Il numero dei morti dell’ennesimo attentato in un’area della Turchia che da oltre un anno è di fatto in stato di guerra si è aggravato nel corso delle ore. A fornire quello definitivo – riferisce l’Ansa – è stato il premier Binali Yildirim, parlando di un attacco così potente da provocare un cratere di 6-7 metri di profondità e 15 di larghezza.
Quelli che secondo le autorità erano ribelli curdi hanno prima aperto il fuoco contro i soldati per distrarli e avvicinare il veicolo, poi lo hanno fatto saltare in aria. L’ordigno da 5 tonnellate è esploso durante un controllo di documenti al posto di blocco, causando probabilmente per questo anche vittime civili. La deflagrazione, indicano fonti militari, ha danneggiato anche parte della stazione della gendarmeria.
L’obiettivo degli attentatori era l’esercito di Ankara, che dal luglio del 2015 è impegnato nell’offensiva militare più pesante dell’ultimo ventennio nelle zone curde della Turchia, con centinaia di morti su entrambi i fronti. Secondo le Forze armate, sono 387 i combattenti del Pkk uccisi negli ultimi due mesi solo nella provincia attaccata oggi. Nell’area è stata lanciata un’operazione su vasta scala, con supporto aereo, per colpire i militanti del Partito dei lavoratori curdi.

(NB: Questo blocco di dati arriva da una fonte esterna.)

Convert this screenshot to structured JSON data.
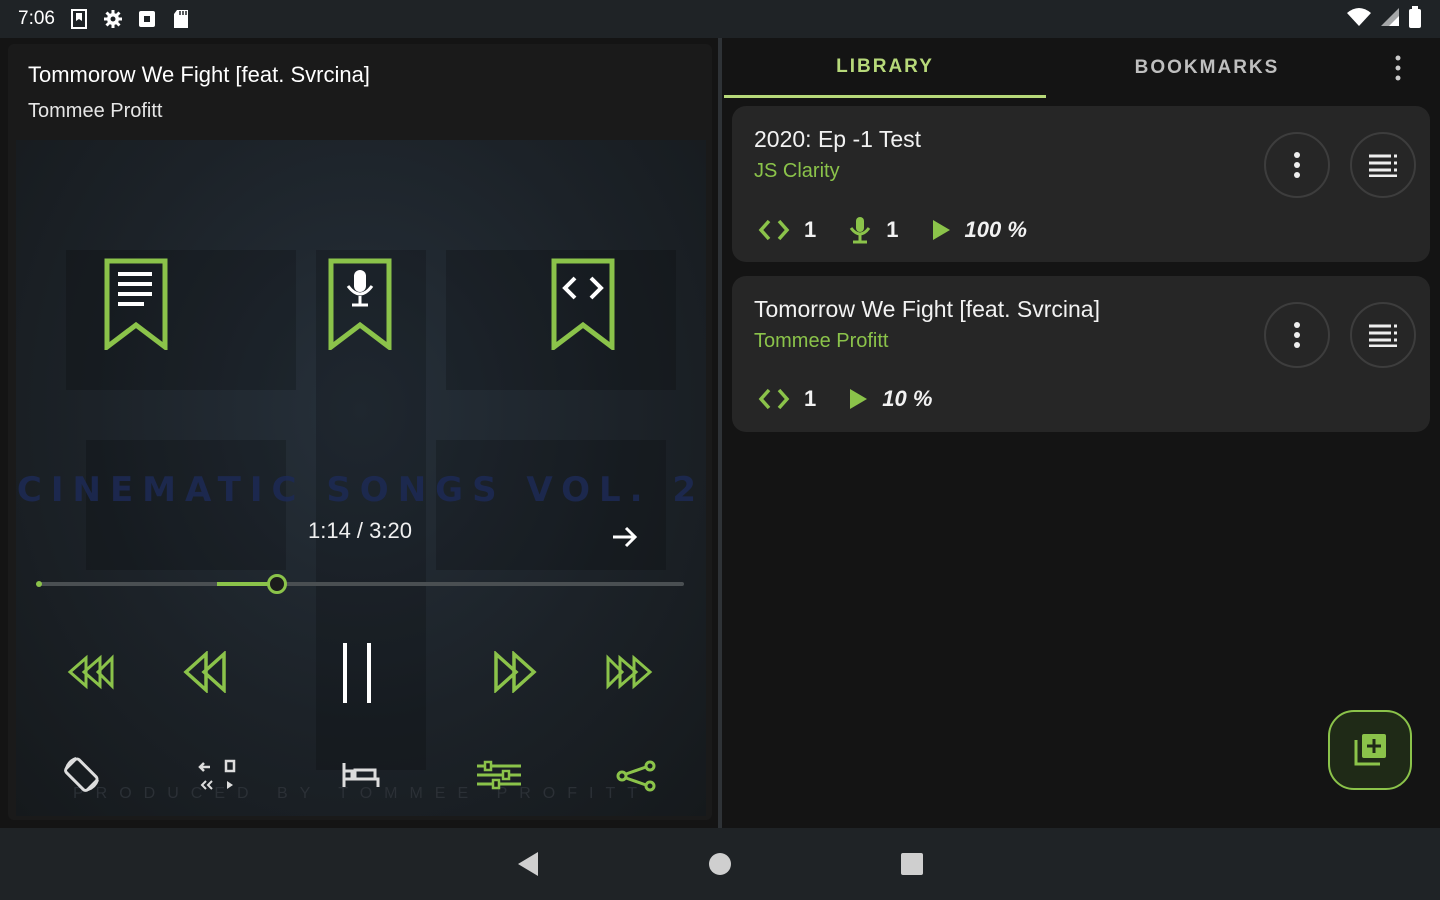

L’attacco è giunto mentre la Turchia si prepara ad accogliere il presidente russo Putin, che lunedì sarà a Istanbul per la sua prima visita nel Paese a quasi un anno dall’abbattimento del jet di Mosca al confine con la Siria. Segnale, questo, di una distensione dei rapporti che ad Ankara sperano definitiva. Ad accoglierlo sarà il suo omologo turco, Recep Tayyip Erdogan. I due leader si erano già incontrati in Russia due mesi fa e di nuovo al G20 cinese di inizio settembre. Dalla visita, che arriva in occasione del 23/mo World Energy Congress, si attende il disgelo definitivo. La stampa di Ankara ipotizza che potrebbe persino arrivare la firma ufficiale sull’accordo per il gasdotto Turkish Stream, che attraverso il mar Nero porterebbe il gas russo in Turchia e poi, forse, in Europa. Un progetto strategico, per cui Ankara ha già dato i primi permessi, destinato a saldare a lungo termine i preziosi legami con Mosca.